Formed in the fall of 2001, the Killers pre-dated the recent swell of '80s-influenced acts, although Flowers doubts whether fans outside Las Vegas will know that.

"It's nice for us to know, but I don't know if other people are going to realize that," he said. "They'll probably just assume that we jumped on.

"But it's just what I've always liked, what I grew up on.

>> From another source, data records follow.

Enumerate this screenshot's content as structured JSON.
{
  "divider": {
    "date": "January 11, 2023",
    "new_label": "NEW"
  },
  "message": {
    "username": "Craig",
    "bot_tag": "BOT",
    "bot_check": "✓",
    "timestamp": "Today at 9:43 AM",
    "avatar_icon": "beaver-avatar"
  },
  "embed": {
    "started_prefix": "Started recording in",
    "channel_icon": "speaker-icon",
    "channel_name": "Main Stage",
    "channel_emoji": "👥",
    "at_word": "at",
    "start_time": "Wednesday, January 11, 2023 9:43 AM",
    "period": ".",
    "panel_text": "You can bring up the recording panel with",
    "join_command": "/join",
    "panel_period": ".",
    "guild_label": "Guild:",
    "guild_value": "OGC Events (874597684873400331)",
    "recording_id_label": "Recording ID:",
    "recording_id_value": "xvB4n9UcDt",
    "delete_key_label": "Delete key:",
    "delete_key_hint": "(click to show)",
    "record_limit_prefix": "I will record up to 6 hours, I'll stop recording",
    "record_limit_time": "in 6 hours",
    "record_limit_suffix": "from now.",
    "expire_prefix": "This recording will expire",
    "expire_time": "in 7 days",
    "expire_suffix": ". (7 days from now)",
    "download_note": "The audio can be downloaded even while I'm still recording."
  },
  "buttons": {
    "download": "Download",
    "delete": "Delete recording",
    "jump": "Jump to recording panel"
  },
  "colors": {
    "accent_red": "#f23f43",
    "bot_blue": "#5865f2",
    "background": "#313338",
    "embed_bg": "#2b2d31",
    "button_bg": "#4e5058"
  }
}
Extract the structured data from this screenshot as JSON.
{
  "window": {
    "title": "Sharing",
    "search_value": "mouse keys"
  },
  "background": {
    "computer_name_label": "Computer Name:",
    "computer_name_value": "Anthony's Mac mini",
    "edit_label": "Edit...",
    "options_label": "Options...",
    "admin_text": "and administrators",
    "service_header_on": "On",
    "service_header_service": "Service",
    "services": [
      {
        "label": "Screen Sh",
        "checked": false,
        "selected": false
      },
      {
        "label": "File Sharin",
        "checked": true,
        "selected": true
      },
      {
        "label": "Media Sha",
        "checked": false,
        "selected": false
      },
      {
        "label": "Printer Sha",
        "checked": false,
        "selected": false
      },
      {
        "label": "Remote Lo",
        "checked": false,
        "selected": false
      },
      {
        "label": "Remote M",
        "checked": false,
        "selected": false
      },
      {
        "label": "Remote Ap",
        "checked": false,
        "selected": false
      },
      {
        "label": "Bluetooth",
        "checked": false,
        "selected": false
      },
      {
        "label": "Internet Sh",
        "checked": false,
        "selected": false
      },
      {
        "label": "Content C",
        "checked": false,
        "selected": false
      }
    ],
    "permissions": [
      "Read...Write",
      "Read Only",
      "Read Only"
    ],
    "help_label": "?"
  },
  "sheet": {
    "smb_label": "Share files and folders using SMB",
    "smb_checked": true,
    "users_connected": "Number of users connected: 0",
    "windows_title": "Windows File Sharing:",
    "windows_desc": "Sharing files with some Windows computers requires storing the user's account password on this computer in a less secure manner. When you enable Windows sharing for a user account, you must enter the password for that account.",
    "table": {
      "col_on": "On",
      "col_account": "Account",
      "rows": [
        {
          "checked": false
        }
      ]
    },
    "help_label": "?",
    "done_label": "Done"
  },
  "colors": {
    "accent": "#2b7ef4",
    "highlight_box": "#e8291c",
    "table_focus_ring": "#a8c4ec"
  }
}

The first thing I ever bought was the Cars' 'Greatest Hits' when I was 12. And I have a brother who's 34, and he was a big help to me."

Locals who got the chance to follow the Killers' moves at such area venues as the Huntridge Theatre, Tramps and Cafe Espresso Roma in the past may have to wait awhile before the Vegas products play their hometown again.

There are no Southern Nevada dates on the band's spring itinerary, and Stoermer said summer tour dates -- which have yet to be finalized -- may not include a Vegas stopover.

"We've played there so much, I can see not playing there for at least three months or so," Stoermer said. "It would be nice to have a big homecoming, but maybe it would be good to wait a little bit for that."

But, Flowers said, the Killers' desire to gain fans outside of Southern Nevada shouldn't be confused with a negative attitude toward the city in which they got their start.

"Being in other places has made us all appreciate Las Vegas even more," Flowers said. "People are a lot friendlier there, the food is great and it's cold everywhere else. We were in New York in January and it was sick. I don't know how people do it.

"No, I love Las Vegas. I don't think I'll ever leave."